Even as a tenth-rate "east of Eden" spiced up with themes and variations from "Rocky" and "The Champ," tonight's premiere of "The Contender" on CBS strikes an awfully purple pose. It is corny beyond belief, sentimentality but it's also idiotically eventiful enough to be tolerably entertaining.

Marc Singer plays an esoteric Oregon prizefighter who struggles to escape from Palookaville in this 90-minute film, at 10 on Channel 9, that tests the waters for a new series to continue next week. It's one of those shows with little to recommend it other than the fact that whatever else is on at the same hour could very well be worse.

The three writers and two directors who patched this crazy quilt together throw all they've got at the poor hero, and a lot of what they've seen in other lousy movies. One minute he hops into the sack with a pretty schoolteacher and the next he hops into her classroom to quote a little Shelley.

A bozo at the gym picks a fight with him over his love affair, his little brother is beaten up by a sadistically prankish cop, his father gets bopped by a runaway log at the old lumber mill, the girlfriend demands "a clarification of this relationship," and as if that weren't enough, a now-crippled politely asks sonny-boy if he'd mind getting "the 12-gauge" out of the attic so Dad can shoot himself to death.
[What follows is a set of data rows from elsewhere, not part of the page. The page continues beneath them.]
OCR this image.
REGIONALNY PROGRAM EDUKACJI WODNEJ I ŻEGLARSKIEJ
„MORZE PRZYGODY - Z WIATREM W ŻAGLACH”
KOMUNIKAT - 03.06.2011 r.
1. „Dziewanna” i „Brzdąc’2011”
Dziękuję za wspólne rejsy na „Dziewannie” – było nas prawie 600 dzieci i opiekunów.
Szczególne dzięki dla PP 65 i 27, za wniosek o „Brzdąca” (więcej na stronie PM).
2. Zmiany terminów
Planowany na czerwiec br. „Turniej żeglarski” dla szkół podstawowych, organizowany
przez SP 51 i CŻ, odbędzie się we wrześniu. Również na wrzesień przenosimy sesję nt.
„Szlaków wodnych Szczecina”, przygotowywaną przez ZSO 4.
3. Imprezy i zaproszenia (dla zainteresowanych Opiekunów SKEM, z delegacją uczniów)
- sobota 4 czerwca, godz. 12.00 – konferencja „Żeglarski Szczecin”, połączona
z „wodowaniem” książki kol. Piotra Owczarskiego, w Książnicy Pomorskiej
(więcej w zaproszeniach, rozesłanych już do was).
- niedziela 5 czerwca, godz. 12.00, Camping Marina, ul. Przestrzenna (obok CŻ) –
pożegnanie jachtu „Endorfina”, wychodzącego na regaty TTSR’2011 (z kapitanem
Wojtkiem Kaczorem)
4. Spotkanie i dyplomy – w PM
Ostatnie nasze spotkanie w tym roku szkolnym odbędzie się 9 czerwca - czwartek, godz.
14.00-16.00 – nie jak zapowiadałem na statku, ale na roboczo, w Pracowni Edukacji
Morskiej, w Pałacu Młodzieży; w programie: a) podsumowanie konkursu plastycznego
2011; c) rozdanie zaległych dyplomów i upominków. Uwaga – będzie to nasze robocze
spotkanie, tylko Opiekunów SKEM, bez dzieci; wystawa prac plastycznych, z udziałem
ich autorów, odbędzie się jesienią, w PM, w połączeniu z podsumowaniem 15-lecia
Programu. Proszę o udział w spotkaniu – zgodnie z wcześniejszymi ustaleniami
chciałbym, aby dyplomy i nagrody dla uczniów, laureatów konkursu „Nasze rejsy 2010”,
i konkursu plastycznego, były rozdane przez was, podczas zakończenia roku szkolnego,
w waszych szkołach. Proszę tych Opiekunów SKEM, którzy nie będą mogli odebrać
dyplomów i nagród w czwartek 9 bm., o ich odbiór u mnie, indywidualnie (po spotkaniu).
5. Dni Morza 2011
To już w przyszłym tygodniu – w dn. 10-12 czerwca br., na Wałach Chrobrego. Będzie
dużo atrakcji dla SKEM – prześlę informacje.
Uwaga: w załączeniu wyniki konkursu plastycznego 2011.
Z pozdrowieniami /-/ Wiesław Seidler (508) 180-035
"I can't do it, Pop," Singer says.

Soon we move to Fresno where the fighter strikes up a friendship with an unbearably sassy young teen-age girl (Tina Andrews) given to such unconvincing outbursts of alleged streetargot as, "I'm gonna rip your arm off at the elbow."

This unforgivable black stereotyping is almost topped by the casting of Moses Gunn as the rumpled old cuss who volunteers to manage The Kid. Gunn, an actor of considerable resources, is stuck with lines like "Atta boy, Johnny!" and "I got me the great white hope."

In fact, the writers have scored a dubious victory in that there isn't one moment of this half-crocked potboiler that doesn't seem vengefully familiar. The knockout punches come in a climactic exchange between the reconciled lovers after The Big Fight; it brings to mind the catcall of a spectator depicted in the hilarious satire "Singin' in the Rain": "Did somebody get PAID for writing this dialogue?"

He: "When I come back, things'll be right between us, 'cause I'll feel right about myself." She: "Johnny, I know what you have to do. You're right. You gotta go all the way." Quick somebody throw in the crying towel, puhleeze!